Fabrice: Where do you see the biggest opportunities for channel partners to leverage Amazon Q in their solutions or services?
Shu Sia: There are so many opportunities. Why don’t we talk through several real use cases to give an idea on how partners can help customers boost productivity with Amazon Q.
Bayer AG is one of the largest pharmaceutical and biomedical companies in the world. By implementing Amazon Q Business across their new Decision Science Ecosystem (DSE) platform, they enable data scientists to quickly build, train, and deploy machine learning models for virtually any use case. They expect to reduce onboarding time by approximately 70% and improving developer productivity by over 30%.
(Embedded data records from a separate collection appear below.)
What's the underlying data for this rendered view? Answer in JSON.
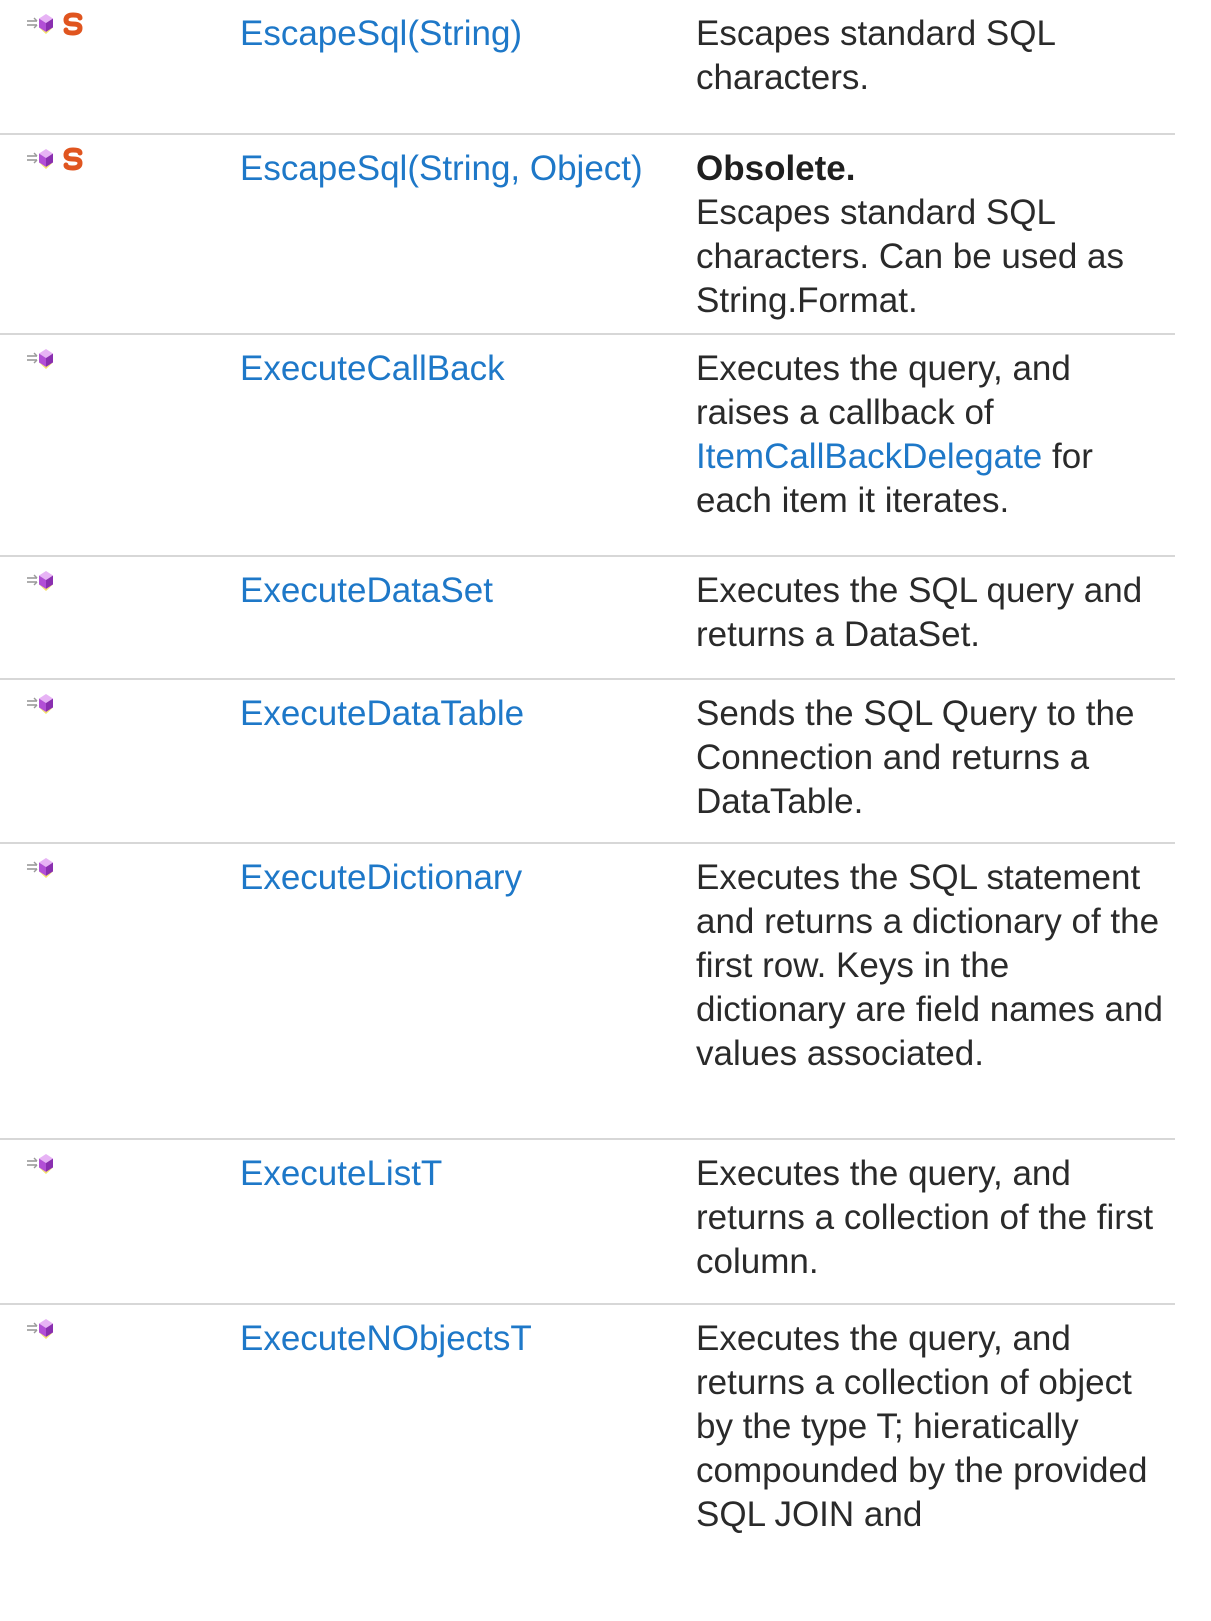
{
  "members": [
    {
      "name": "EscapeSql(String)",
      "static": true,
      "static_label": "S",
      "description": "Escapes standard SQL characters."
    },
    {
      "name": "EscapeSql(String, Object)",
      "static": true,
      "static_label": "S",
      "obsolete_label": "Obsolete.",
      "description": "Escapes standard SQL characters. Can be used as String.Format."
    },
    {
      "name": "ExecuteCallBack",
      "static": false,
      "description_before": "Executes the query, and raises a callback of",
      "description_link": "ItemCallBackDelegate",
      "description_after": "for each item it iterates."
    },
    {
      "name": "ExecuteDataSet",
      "static": false,
      "description": "Executes the SQL query and returns a DataSet."
    },
    {
      "name": "ExecuteDataTable",
      "static": false,
      "description": "Sends the SQL Query to the Connection and returns a DataTable."
    },
    {
      "name": "ExecuteDictionary",
      "static": false,
      "description": "Executes the SQL statement and returns a dictionary of the first row. Keys in the dictionary are field names and values associated."
    },
    {
      "name": "ExecuteListT",
      "static": false,
      "description": "Executes the query, and returns a collection of the first column."
    },
    {
      "name": "ExecuteNObjectsT",
      "static": false,
      "description": "Executes the query, and returns a collection of object by the type T; hieratically compounded by the provided SQL JOIN and"
    }
  ],
  "icons": {
    "method": "public-method-icon",
    "static": "static-member-icon"
  },
  "colors": {
    "link": "#1e78c8",
    "text": "#2a2a2a",
    "divider": "#d7d7d7",
    "static_badge": "#e0551f",
    "method_icon": "#b24fd6"
  }
}
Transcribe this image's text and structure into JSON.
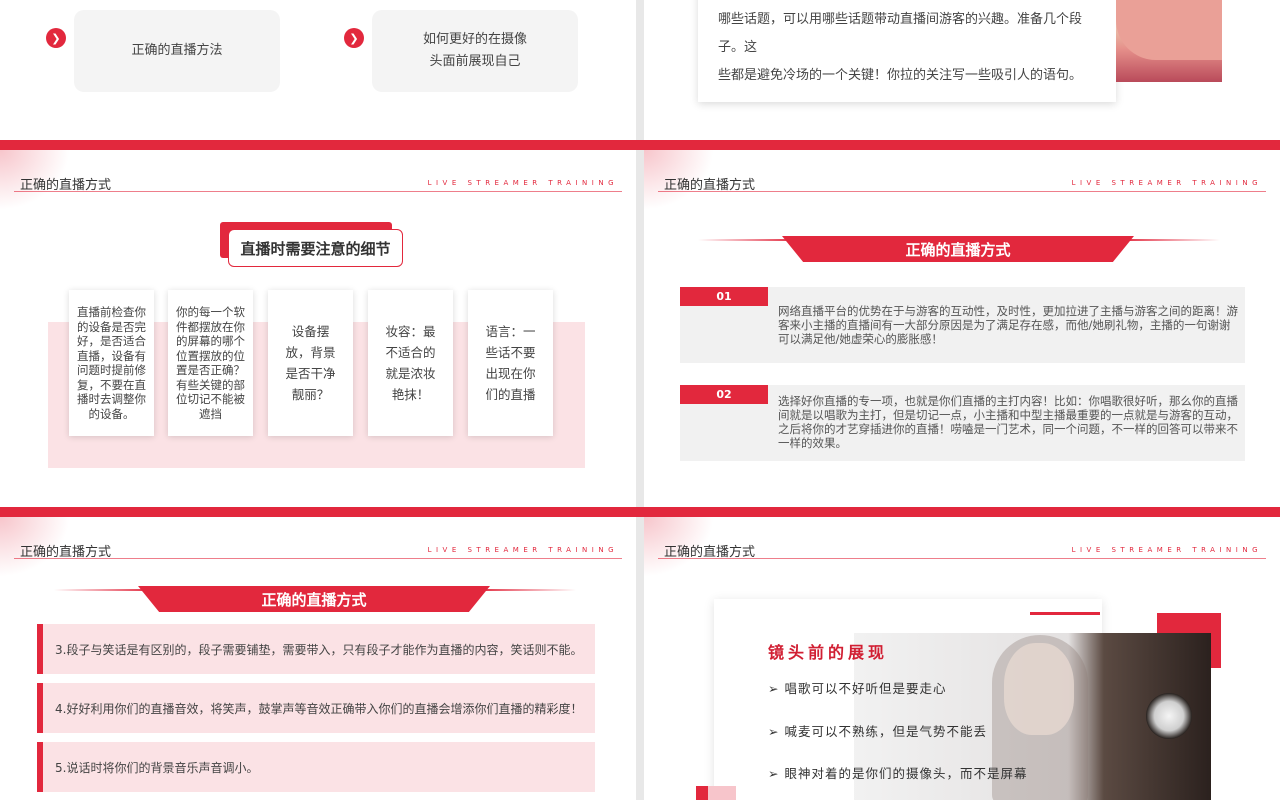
{
  "slide1": {
    "card1_text": "正确的直播方法",
    "card2_line1": "如何更好的在摄像",
    "card2_line2": "头面前展现自己",
    "arrow_icon": "chevron-right"
  },
  "slide2": {
    "line1": "哪些话题，可以用哪些话题带动直播间游客的兴趣。准备几个段子。这",
    "line2": "些都是避免冷场的一个关键！你拉的关注写一些吸引人的语句。"
  },
  "header": {
    "title": "正确的直播方式",
    "subtitle_en": "LIVE STREAMER TRAINING"
  },
  "slide3": {
    "tag": "直播时需要注意的细节",
    "cards": [
      "直播前检查你的设备是否完好，是否适合直播，设备有问题时提前修复，不要在直播时去调整你的设备。",
      "你的每一个软件都摆放在你的屏幕的哪个位置摆放的位置是否正确？有些关键的部位切记不能被遮挡",
      "设备摆放，背景是否干净靓丽？",
      "妆容：最不适合的就是浓妆艳抹！",
      "语言：一些话不要出现在你们的直播"
    ]
  },
  "slide4": {
    "banner": "正确的直播方式",
    "rows": [
      {
        "num": "01",
        "text": "网络直播平台的优势在于与游客的互动性，及时性，更加拉进了主播与游客之间的距离！游客来小主播的直播间有一大部分原因是为了满足存在感，而他/她刷礼物，主播的一句谢谢可以满足他/她虚荣心的膨胀感！"
      },
      {
        "num": "02",
        "text": "选择好你直播的专一项，也就是你们直播的主打内容！比如：你唱歌很好听，那么你的直播间就是以唱歌为主打，但是切记一点，小主播和中型主播最重要的一点就是与游客的互动，之后将你的才艺穿插进你的直播！唠嗑是一门艺术，同一个问题，不一样的回答可以带来不一样的效果。"
      }
    ]
  },
  "slide5": {
    "banner": "正确的直播方式",
    "rows": [
      "3.段子与笑话是有区别的，段子需要铺垫，需要带入，只有段子才能作为直播的内容，笑话则不能。",
      "4.好好利用你们的直播音效，将笑声，鼓掌声等音效正确带入你们的直播会增添你们直播的精彩度！",
      "5.说话时将你们的背景音乐声音调小。"
    ]
  },
  "slide6": {
    "title": "镜头前的展现",
    "bullet": "➢",
    "items": [
      "唱歌可以不好听但是要走心",
      "喊麦可以不熟练，但是气势不能丢",
      "眼神对着的是你们的摄像头，而不是屏幕"
    ]
  },
  "colors": {
    "accent": "#e2283d",
    "pink": "#fbe2e5",
    "card": "#f4f4f4"
  }
}
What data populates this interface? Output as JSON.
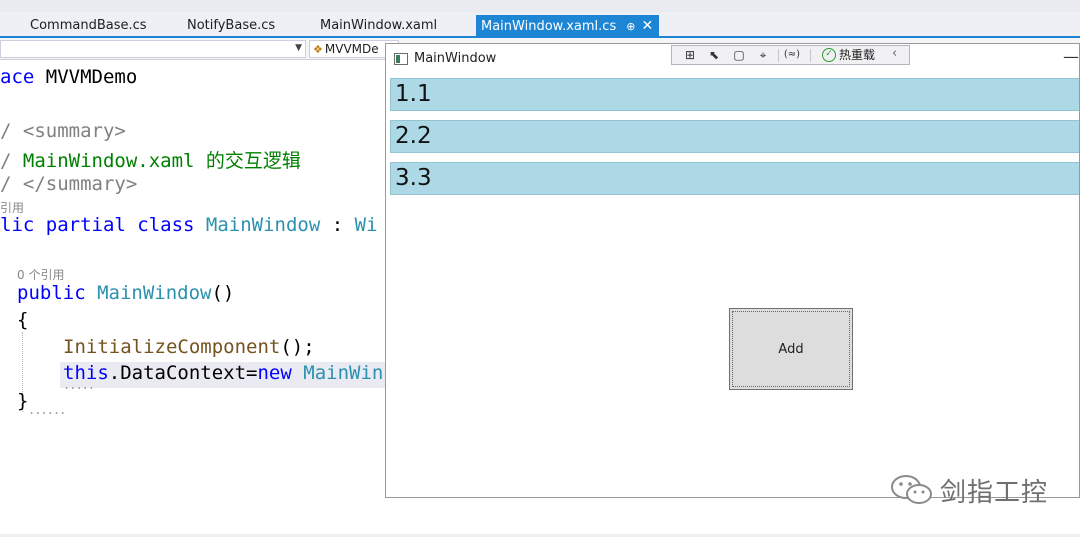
{
  "tabs": [
    {
      "label": "CommandBase.cs",
      "active": false
    },
    {
      "label": "NotifyBase.cs",
      "active": false
    },
    {
      "label": "MainWindow.xaml",
      "active": false
    },
    {
      "label": "MainWindow.xaml.cs",
      "active": true
    }
  ],
  "tab_pin_glyph": "⊕",
  "tab_close_glyph": "✕",
  "navbar": {
    "member_combo_value": "MVVMDe"
  },
  "editor": {
    "lines": {
      "ns_kw": "ace",
      "ns_name": " MVVMDemo",
      "doc1_slash": "/ ",
      "doc1_tag": "<summary>",
      "doc2_slash": "/ ",
      "doc2_text": "MainWindow.xaml 的交互逻辑",
      "doc3_slash": "/ ",
      "doc3_tag": "</summary>",
      "class_refs": "引用",
      "class_kw": "lic partial class",
      "class_name": " MainWindow",
      "class_rest": " : ",
      "class_base": "Wi",
      "ctor_refs": "0 个引用",
      "ctor_kw": "public",
      "ctor_name": " MainWindow",
      "ctor_paren": "()",
      "brace_open": "{",
      "init_call": "InitializeComponent",
      "init_rest": "();",
      "this_kw": "this",
      "dc_mid": ".DataContext=",
      "new_kw": "new",
      "new_type": " MainWin",
      "brace_close": "}"
    }
  },
  "wpf": {
    "title": "MainWindow",
    "minimize_glyph": "—",
    "hot_reload_label": "热重载",
    "items": [
      "1.1",
      "2.2",
      "3.3"
    ],
    "add_button": "Add"
  },
  "watermark": {
    "text": "剑指工控"
  },
  "colors": {
    "tab_active": "#1c85d4",
    "item_bg": "#add8e6",
    "keyword": "#0000ff",
    "type": "#2b91af",
    "comment": "#008000"
  },
  "icons": {
    "debug_toolbar": [
      "select-element-icon",
      "pointer-icon",
      "frame-icon",
      "layout-adorner-icon",
      "binding-icon"
    ],
    "hot_reload": "check-circle-icon",
    "watermark": "wechat-icon"
  }
}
Orbit Irrigation is a manufacturer and supplier of home and commercial irrigation systems. To resolve customers’ questions, their agents spend two to three minutes per interaction searching through several different sources of knowledge, including Orbit product pages, customer account pages, and internal knowledge forums. This multistep process adds time to the interactions for agents and customers. The new responses automatically generated at each turn of the customer conversation by Amazon Q in Connect. These responses are tailored based on their own knowledge base articles. This will create 10% – 15% time savings on every contact, and the increased number of calls handled every hour is expected to translate directly into costs savings for Orbit – all done with improved customer sentiment.
Fabrice: Looking ahead, how do you see generative AI shaping the business landscape in the next 2–3 years?
Shu Sia: We discussed the market trend earlier where AI is shifting from experiments to production. And our data shows that Agentic AI is emerging as the next major wave of innovation. This isn’t just about single-purpose AI anymore; it’s about building intelligent systems that can handle complex workflows.
In customer service alone, agentic AI is driving 14% faster resolution rates while reducing handle time by 9%. Given these results, it’s no surprise that Gartner predicts agentic AI adoption will grow from 1% to 33% of enterprise apps by 2028. The question isn’t whether to implement anymore – it’s how to implement effectively.